我站在原地,很久很久。然后,我面无表情地端起那个花费了我无数心血、象征着可笑承诺的三层蛋糕,一步一步走到垃圾桶边,毫不犹豫地,将它扔了进去。
拿出手机,我给陆沉发了最后一条信息,只有简短的三个字:
【离婚吧。】
发完,我关掉了手机,开始冷静地收拾行李。
这一次,没有争吵,没有哭闹,没有醉酒后的失态。
只有彻底心死后的平静。
第二天,我将签好字、拟好的离婚协议书放在客厅的茶几上,拉着行李箱,头也不回地离开了这栋承载了我无数眼泪和失望的、冰冷的“家”。
身后,似乎还隐约传来皓皓和陆沉打赌的声音,赌我这次能“坚持”几天回去求他复婚。
我嗤笑一声,关上了身后那扇象征着过去一切的门。
这一次,是永远。
陆沉,你和你的台阶,都留给需要的人吧。
我已经,不需要了。
手机还在不知疲倦地震动着,家族群里想必已经炸开了锅。姑妈、舅舅、甚至久不露面的远房亲戚,大概都在七嘴八舌地“劝和”,指责我的“不懂事”和“矫情”。

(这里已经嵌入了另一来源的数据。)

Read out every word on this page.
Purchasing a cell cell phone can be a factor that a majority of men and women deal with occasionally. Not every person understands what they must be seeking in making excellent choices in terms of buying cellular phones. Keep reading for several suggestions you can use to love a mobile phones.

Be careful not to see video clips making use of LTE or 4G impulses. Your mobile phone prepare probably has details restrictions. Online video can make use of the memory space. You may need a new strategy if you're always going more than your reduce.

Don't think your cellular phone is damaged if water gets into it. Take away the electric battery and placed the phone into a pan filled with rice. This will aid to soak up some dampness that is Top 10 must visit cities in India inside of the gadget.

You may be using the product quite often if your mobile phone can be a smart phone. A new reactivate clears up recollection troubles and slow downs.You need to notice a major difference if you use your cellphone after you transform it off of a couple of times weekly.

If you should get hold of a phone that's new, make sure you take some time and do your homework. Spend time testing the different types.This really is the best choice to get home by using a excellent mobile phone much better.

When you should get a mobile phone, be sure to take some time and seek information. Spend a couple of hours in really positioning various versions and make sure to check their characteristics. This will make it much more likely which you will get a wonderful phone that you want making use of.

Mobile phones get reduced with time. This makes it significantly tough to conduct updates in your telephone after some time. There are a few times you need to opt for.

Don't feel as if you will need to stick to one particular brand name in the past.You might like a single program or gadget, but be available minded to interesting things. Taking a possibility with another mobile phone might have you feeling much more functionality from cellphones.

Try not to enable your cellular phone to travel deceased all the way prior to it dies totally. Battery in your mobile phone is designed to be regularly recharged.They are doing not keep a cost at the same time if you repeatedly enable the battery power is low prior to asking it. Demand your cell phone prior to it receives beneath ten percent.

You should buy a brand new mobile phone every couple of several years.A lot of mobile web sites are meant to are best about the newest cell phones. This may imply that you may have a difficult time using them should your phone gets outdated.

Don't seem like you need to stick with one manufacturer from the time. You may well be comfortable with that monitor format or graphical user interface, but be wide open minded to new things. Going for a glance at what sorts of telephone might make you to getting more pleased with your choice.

我将手机调成静音,屏幕朝下扣在桌上,仿佛这样就能隔绝掉那个令人窒息的世界。
“怎么了?有事?”顾衍敏锐地察觉到我瞬间的情绪低落,轻声问道。
我摇摇头,舀了一勺汤喂到暖暖嘴边,看着她满足地咂咂嘴,心头的阴霾被驱散了大半。“没什么,一些无关紧要的人和事。”
顾衍没有多问,只是将他盘子里切好的、最嫩的一块牛排自然无比地换到了我的盘子里。“多吃点,你最近太累了。”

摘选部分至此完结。